Robocop still stands as a brutally violent, socially punctual satire that’s both compulsively watchable and keenly observant, taking aim at authority through barbarianism and media through passive consumerism. It rules.
Showgirls, Verhoeven’s most notorious debacle, is one of the finest, unabashedly exploitative sex films Hollywood has ever had the balls to release. It’s the Titanic of titty flicks.
Robocop and
Showgirls represent those dualities, success and failure, both equally enjoyable. In fact “failure” is a bit harsh, considering
Showgirls carries with it no pretensions. In that regard, it succeeds in ways more Oscar-season “prestige” pictures never will. “Failure”, in the Verhoeven cannon, should probably be reserved for something like
Hollow Man, an invisible man update that isn’t sleazy, brutal, or atmospheric enough to hold your attention even on late-night basic cable.
But
Starship Troopers unifies Verhoeven’s filmography gloriously. It’s a tremendous film that skewers American youth culture and militarism with wild enthusiasm. A future in which a fascist government uses the school system to propagate the war agenda, sending hormone-charged teenagers to fight an unmotivated, ideological war on foreign soil. The government dangles patriotic duty and the promise of a better life in exchange for national service, kids fly to a planet infested by overgrown, murderous bugs, both are slaughtered en masse. It’s wonderful fun. Sick, hyperbolic, and with the same pointed wit at a passive media-as-infotainment culture that Verhoeven brought to
Robocop.
It’s another example of the late-nineties resurgence of mainstream studios financing daring projects. Maybe it was the pre-millennial superstition that we were all going to be doomed by Y2K anyway. Most likely, it was a flourishing economy that made monetary chances seem less risky than they do now. Whatever it was, the late-nineties boom brought us
Starship Troopers,
Fight Club,
American Beauty,
Magnolia, and more. Films of disenfranchisement, loss, and rebellion. Satiric, aggressive, or introspective. I don’t know when we lost it, but we did. And now, these films are more necessary than ever before.

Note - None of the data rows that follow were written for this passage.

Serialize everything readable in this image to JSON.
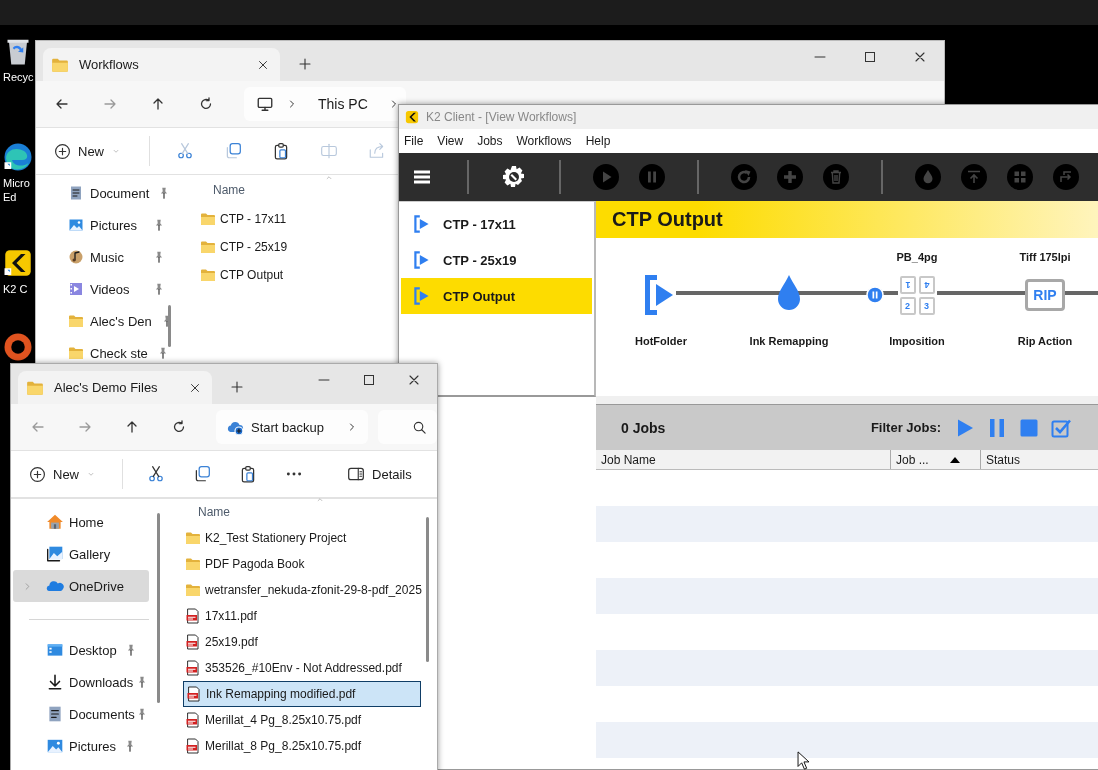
{
  "desktop": {
    "icons": [
      {
        "kind": "recycle",
        "label": "Recyc"
      },
      {
        "kind": "edge",
        "label": "Micro Ed"
      },
      {
        "kind": "k2",
        "label": "K2 C"
      },
      {
        "kind": "app"
      }
    ]
  },
  "workflows_window": {
    "tab_title": "Workflows",
    "breadcrumb": [
      "This PC"
    ],
    "new_label": "New",
    "sidebar": [
      {
        "kind": "documents",
        "label": "Document",
        "pinned": true
      },
      {
        "kind": "pictures",
        "label": "Pictures",
        "pinned": true
      },
      {
        "kind": "music",
        "label": "Music",
        "pinned": true
      },
      {
        "kind": "videos",
        "label": "Videos",
        "pinned": true
      },
      {
        "kind": "folder",
        "label": "Alec's Den",
        "pinned": true
      },
      {
        "kind": "folder",
        "label": "Check ste",
        "pinned": true
      }
    ],
    "list_header": "Name",
    "files": [
      {
        "kind": "folder",
        "name": "CTP - 17x11"
      },
      {
        "kind": "folder",
        "name": "CTP - 25x19"
      },
      {
        "kind": "folder",
        "name": "CTP Output"
      }
    ]
  },
  "k2_window": {
    "title": "K2 Client - [View Workflows]",
    "menu": [
      "File",
      "View",
      "Jobs",
      "Workflows",
      "Help"
    ],
    "workflows": [
      {
        "name": "CTP - 17x11",
        "selected": false
      },
      {
        "name": "CTP - 25x19",
        "selected": false
      },
      {
        "name": "CTP Output",
        "selected": true
      }
    ],
    "header": "CTP Output",
    "nodes": [
      {
        "kind": "hotfolder",
        "label": "HotFolder"
      },
      {
        "kind": "ink",
        "label": "Ink Remapping",
        "paused": true
      },
      {
        "kind": "imposition",
        "label": "Imposition",
        "caption": "PB_4pg",
        "pages": [
          "1",
          "4",
          "2",
          "3"
        ]
      },
      {
        "kind": "rip",
        "label": "Rip Action",
        "caption": "Tiff 175lpi",
        "badge": "RIP"
      }
    ],
    "jobs_count": "0 Jobs",
    "filter_label": "Filter Jobs:",
    "columns": [
      {
        "label": "Job Name",
        "sorted": false
      },
      {
        "label": "Job ...",
        "sorted": true
      },
      {
        "label": "Status",
        "sorted": false
      }
    ]
  },
  "alec_window": {
    "tab_title": "Alec's Demo Files",
    "backup_label": "Start backup",
    "new_label": "New",
    "details_label": "Details",
    "sidebar": [
      {
        "kind": "home",
        "label": "Home",
        "pinned": false,
        "selected": false
      },
      {
        "kind": "gallery",
        "label": "Gallery",
        "pinned": false,
        "selected": false
      },
      {
        "kind": "onedrive",
        "label": "OneDrive",
        "pinned": false,
        "selected": true
      }
    ],
    "quick_access": [
      {
        "kind": "desktop",
        "label": "Desktop",
        "pinned": true,
        "selected": false
      },
      {
        "kind": "downloads",
        "label": "Downloads",
        "pinned": true,
        "selected": false
      },
      {
        "kind": "documents",
        "label": "Documents",
        "pinned": true,
        "selected": false
      },
      {
        "kind": "pictures",
        "label": "Pictures",
        "pinned": true,
        "selected": false
      }
    ],
    "list_header": "Name",
    "files": [
      {
        "kind": "folder",
        "name": "K2_Test Stationery Project",
        "selected": false
      },
      {
        "kind": "folder",
        "name": "PDF Pagoda Book",
        "selected": false
      },
      {
        "kind": "folder",
        "name": "wetransfer_nekuda-zfonit-29-8-pdf_2025",
        "selected": false
      },
      {
        "kind": "pdf",
        "name": "17x11.pdf",
        "selected": false
      },
      {
        "kind": "pdf",
        "name": "25x19.pdf",
        "selected": false
      },
      {
        "kind": "pdf",
        "name": "353526_#10Env - Not Addressed.pdf",
        "selected": false
      },
      {
        "kind": "pdf",
        "name": "Ink Remapping modified.pdf",
        "selected": true
      },
      {
        "kind": "pdf",
        "name": "Merillat_4 Pg_8.25x10.75.pdf",
        "selected": false
      },
      {
        "kind": "pdf",
        "name": "Merillat_8 Pg_8.25x10.75.pdf",
        "selected": false
      }
    ]
  }
}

The Dark Knight might have learned how to take style and doom and market it to a larger audience, but it doesn’t say much. It’s politics are muddled, and it’s cynical without action. It’s surprising entertainment, but it’s safe entertainment. Perhaps
Starship Troopers isn’t dangerous, but it’s unfurled. Politics and exploitation, unleashed in equal measure. It also beats any of Hollywood’s latest criticisms of the Iraq War. More incisive and watchable than
Stop-Loss,
Lions For Lambs, or
Body of Lies could ever be.
And did I mention it rules? Because it does.